While some organisations have taken a crude ‘command and control’ approach to consultant job planning, others have focused much on encouraging ‘earned autonomy’. Rewards for high performers offer an incentive for improvement elsewhere in the NHS. This could mean a doctor being granted income for research after wider agreement with the hospital. Then, being allowed to invest the proceeds from the research back into their unit as they see fit, rather than it simply being swallowed up within the wider hospital pot.
“It just underlines that there is a sense of pride and that people do like to manage their own resources,” says MacIntyre. “Doctors do not like being told what to do and they do not like being closely managed. So managing them is about how you give them discretion and autonomy.”
RESULTS OF THE FRAMEWORK
But has any of this worked? Are consultants now offering better quality care in a more effective way? A report by the UK Government’s spending watchdog, the National Audit Office, in April 2007 was ambivalent, suggesting that, while clear benefits had been achieved, there was still a long way to go. Many consultants were still less enthusiastic about the benefits achieved than were NHS managers.

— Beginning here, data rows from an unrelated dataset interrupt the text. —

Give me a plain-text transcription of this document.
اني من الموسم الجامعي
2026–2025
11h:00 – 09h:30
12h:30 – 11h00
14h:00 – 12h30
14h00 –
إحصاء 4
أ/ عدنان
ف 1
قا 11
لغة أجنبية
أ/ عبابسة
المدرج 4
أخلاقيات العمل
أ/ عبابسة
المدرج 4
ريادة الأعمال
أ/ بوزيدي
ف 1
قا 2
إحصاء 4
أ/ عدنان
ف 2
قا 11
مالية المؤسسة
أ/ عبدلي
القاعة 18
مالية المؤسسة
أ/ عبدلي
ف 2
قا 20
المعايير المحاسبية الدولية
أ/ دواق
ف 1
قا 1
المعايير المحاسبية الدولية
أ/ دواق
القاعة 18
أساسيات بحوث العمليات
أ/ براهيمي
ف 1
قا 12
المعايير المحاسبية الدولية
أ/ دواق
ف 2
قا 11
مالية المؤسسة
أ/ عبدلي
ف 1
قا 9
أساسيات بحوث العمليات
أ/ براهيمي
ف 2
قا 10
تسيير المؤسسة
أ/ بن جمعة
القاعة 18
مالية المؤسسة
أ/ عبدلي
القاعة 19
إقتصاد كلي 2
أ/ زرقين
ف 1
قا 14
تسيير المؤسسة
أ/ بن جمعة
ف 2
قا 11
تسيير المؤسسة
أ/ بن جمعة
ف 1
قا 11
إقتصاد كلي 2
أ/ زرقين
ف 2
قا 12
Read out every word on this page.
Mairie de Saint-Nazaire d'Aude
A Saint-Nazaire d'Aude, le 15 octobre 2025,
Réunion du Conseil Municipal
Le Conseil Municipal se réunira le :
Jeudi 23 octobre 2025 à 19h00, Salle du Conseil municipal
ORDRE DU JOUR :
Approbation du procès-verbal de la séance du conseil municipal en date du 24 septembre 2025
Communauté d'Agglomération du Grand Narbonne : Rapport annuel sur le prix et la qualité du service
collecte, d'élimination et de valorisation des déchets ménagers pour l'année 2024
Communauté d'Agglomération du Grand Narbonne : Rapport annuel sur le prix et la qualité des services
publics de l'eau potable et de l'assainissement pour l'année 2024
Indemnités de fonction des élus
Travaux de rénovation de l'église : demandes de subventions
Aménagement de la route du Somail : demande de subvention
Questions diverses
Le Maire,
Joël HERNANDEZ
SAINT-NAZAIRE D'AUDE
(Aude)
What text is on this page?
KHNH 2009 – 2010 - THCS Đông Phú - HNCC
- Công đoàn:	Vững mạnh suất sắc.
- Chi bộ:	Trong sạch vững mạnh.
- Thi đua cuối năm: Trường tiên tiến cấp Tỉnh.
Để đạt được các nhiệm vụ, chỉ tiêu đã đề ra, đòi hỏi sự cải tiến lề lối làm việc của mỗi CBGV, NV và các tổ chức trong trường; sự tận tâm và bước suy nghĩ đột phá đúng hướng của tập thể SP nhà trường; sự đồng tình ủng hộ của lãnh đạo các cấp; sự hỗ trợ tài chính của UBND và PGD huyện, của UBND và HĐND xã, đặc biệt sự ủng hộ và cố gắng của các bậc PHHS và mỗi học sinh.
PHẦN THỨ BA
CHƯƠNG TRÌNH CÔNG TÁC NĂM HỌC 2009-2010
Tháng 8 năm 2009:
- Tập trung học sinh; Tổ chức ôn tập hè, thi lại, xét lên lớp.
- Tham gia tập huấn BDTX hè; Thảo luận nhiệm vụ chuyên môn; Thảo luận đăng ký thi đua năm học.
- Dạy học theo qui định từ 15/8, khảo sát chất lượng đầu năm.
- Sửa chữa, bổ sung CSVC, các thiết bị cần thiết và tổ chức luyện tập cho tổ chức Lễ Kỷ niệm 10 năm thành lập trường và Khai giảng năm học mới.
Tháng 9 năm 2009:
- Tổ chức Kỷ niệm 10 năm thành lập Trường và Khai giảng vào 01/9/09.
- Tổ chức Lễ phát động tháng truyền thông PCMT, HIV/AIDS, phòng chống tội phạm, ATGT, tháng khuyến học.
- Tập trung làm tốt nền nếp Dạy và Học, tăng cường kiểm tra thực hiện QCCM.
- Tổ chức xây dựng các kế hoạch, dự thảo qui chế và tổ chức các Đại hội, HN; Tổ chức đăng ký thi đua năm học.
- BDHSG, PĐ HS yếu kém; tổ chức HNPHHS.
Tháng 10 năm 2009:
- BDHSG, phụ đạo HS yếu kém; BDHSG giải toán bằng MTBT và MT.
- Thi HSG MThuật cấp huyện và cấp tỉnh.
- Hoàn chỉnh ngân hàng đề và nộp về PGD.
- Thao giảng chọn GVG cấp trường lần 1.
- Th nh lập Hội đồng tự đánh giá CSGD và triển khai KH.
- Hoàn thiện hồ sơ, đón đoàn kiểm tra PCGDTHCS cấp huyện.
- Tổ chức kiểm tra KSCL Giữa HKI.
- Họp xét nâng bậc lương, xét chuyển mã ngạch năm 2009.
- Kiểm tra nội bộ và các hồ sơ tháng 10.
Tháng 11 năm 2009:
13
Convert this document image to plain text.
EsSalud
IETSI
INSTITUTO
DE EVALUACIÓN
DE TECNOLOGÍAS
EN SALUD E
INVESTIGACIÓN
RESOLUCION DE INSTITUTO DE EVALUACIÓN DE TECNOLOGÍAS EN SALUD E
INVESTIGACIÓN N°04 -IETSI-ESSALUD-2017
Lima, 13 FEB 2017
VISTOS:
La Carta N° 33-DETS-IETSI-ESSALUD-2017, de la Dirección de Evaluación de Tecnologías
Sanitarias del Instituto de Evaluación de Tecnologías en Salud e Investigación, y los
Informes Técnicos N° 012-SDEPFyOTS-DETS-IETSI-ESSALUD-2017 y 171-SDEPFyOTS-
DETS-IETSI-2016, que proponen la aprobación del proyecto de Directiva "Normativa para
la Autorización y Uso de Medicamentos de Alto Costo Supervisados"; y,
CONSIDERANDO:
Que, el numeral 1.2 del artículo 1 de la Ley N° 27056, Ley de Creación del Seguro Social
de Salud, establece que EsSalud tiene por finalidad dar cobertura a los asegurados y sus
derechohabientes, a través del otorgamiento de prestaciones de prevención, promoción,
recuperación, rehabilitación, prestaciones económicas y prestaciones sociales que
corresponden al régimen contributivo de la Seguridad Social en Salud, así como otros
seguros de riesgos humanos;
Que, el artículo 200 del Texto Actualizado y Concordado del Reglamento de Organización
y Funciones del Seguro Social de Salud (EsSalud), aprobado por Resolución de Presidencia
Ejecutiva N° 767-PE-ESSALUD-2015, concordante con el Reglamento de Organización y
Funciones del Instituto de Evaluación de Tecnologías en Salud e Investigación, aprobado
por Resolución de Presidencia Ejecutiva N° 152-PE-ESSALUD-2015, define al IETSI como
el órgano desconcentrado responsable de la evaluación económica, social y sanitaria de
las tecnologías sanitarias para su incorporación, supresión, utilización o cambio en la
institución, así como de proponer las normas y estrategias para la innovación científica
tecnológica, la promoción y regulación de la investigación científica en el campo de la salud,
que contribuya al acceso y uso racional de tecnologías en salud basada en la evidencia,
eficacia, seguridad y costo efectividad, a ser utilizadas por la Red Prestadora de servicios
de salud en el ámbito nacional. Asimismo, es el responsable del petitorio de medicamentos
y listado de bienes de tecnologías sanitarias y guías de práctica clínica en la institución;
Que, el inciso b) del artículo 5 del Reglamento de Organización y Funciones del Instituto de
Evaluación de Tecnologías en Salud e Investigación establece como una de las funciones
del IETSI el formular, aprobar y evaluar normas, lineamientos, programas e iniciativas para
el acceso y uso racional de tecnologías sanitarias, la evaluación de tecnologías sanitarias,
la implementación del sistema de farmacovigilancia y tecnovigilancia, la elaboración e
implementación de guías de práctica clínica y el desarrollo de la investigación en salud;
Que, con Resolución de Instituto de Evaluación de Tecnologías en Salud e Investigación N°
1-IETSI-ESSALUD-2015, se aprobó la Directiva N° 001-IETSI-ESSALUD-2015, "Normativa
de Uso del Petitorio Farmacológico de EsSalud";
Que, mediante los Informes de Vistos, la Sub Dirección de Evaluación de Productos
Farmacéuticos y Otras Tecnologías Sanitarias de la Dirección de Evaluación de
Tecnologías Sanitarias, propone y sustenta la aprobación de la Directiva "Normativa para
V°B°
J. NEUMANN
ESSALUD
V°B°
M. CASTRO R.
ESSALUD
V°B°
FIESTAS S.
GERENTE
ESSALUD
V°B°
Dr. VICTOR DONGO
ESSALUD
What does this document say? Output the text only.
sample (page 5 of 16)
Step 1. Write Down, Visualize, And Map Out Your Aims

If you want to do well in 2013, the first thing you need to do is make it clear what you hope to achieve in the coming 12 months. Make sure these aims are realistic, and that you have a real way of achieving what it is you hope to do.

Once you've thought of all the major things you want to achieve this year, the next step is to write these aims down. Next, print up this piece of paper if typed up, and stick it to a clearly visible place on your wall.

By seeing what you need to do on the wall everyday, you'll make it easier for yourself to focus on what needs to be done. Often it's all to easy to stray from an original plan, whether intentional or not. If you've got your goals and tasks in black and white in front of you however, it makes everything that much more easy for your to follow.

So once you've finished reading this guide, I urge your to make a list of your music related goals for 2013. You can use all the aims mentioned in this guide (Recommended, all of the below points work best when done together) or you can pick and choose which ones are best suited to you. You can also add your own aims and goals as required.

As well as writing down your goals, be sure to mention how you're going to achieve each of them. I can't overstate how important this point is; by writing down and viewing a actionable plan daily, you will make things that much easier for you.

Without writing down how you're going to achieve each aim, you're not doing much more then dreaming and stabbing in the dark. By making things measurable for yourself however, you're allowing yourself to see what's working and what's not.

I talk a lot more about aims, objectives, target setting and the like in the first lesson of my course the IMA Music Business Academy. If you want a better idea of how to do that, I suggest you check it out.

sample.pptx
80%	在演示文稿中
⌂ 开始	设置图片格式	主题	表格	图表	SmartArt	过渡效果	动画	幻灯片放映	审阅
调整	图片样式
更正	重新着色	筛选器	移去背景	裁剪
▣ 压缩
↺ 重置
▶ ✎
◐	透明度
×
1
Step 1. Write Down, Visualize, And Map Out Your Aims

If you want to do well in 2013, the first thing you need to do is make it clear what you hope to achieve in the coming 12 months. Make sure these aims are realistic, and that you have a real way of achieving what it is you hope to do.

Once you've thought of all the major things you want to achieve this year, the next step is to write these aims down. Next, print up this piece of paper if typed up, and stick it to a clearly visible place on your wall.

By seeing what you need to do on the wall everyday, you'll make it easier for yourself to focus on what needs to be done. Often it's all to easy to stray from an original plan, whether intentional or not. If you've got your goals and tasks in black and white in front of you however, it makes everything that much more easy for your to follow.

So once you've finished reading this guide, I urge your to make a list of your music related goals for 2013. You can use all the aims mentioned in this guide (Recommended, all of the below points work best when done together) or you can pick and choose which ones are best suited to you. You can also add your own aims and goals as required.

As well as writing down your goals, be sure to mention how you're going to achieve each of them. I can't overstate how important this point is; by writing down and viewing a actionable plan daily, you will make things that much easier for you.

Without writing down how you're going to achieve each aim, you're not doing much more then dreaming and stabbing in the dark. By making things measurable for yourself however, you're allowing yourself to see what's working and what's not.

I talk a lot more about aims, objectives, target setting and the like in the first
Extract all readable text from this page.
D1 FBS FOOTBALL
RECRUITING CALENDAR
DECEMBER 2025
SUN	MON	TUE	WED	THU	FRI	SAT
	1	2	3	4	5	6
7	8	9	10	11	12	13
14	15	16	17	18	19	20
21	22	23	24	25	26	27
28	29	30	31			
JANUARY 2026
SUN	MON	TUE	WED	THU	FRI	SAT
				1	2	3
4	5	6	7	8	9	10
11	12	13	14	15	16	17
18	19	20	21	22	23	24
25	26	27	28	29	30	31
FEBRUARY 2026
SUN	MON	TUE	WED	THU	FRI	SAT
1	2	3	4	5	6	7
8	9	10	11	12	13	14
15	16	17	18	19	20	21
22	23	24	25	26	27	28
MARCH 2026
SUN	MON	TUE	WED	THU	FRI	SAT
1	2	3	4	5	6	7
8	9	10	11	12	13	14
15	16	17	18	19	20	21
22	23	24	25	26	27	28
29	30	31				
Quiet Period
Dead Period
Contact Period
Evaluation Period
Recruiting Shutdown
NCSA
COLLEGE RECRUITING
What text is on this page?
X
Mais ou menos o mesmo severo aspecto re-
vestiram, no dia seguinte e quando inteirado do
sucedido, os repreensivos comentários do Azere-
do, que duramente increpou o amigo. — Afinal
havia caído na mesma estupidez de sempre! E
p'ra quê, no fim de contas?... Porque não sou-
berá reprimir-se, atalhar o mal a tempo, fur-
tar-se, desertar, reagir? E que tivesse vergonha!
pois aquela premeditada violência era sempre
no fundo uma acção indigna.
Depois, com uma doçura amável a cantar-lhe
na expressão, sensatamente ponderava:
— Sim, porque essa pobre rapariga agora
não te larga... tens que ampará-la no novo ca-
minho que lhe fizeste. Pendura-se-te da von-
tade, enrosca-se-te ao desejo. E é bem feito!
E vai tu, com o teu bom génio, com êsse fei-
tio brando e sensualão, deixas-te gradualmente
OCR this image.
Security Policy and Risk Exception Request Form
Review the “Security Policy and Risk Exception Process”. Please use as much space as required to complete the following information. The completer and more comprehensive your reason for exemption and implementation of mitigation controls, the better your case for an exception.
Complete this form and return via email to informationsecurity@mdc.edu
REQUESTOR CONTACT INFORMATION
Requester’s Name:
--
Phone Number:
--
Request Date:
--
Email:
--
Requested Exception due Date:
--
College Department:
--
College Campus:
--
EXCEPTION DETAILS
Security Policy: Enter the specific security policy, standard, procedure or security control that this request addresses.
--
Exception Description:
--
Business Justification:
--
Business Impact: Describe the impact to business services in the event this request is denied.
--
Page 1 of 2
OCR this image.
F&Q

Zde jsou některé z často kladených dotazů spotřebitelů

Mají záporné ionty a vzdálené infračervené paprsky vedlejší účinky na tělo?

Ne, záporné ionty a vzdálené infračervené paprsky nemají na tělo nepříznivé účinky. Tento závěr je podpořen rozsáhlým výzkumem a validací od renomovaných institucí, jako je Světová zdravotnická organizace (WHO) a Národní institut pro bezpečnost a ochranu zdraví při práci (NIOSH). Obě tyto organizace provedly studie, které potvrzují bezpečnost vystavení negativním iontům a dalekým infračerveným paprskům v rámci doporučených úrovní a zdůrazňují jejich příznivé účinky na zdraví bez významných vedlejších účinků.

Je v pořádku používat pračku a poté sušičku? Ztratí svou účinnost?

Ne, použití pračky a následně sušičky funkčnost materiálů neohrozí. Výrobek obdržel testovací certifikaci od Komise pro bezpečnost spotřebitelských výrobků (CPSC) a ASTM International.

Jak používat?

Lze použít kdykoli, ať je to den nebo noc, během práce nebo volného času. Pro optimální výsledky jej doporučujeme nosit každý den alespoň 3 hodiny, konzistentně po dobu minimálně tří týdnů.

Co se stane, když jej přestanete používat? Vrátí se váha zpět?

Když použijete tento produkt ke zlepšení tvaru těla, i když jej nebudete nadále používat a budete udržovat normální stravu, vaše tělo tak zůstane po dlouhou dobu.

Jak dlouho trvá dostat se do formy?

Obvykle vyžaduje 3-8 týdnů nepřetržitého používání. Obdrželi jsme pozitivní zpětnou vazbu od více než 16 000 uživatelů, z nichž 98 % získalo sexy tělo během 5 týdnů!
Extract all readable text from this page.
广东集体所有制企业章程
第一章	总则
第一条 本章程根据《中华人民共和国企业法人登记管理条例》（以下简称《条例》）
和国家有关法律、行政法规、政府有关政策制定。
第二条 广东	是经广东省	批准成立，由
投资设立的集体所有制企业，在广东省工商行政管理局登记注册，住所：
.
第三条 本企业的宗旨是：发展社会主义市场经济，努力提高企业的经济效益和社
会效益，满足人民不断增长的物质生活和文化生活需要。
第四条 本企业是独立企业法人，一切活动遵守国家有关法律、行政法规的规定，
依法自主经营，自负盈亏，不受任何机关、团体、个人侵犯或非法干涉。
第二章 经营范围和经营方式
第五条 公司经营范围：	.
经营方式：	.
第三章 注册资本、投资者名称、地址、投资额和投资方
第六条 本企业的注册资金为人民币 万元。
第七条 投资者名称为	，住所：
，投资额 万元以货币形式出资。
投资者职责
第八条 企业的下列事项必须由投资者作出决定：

Shortcomings of the contract included a failure by the Department of Health to collect sufficient evidence on the actual numbers of hours worked by consultants in the NHS. As a result, workloads were underestimated and the ability to judge the costs of the new contract undermined. Too few trusts set cost boundaries when negotiating consultant job plans under the new contract. This leads to trusts agreeing to more hours than they had budgeted for, resulting in cost overruns.
MacIntyre agrees that in an organisation as huge as the NHS, the way in which consultants are managed as a result of the new contract is still evolving. But from an HR perspective, one of the biggest successes is simply the fact that consultants have mostly accepted and embraced the use of profiling and job plans, leading to much more transparency and a greater sense of partnership.
“Both sides have been going through a cultural shift since the new contract,” she adds. “The NHS is changing, and what is expected of consultants is changing too. They are now increasingly expected to be business partners, rather than just service deliverers.”
Measuring performance among consultants is a sensitive issue, but tackling it as a way of boosting departmental funding, organising workloads and allowing greater interaction between doctors and managers has so far had a positive global effect. A continually evolving system hopefully means that the UK will follow in the management footsteps of the US and Europe.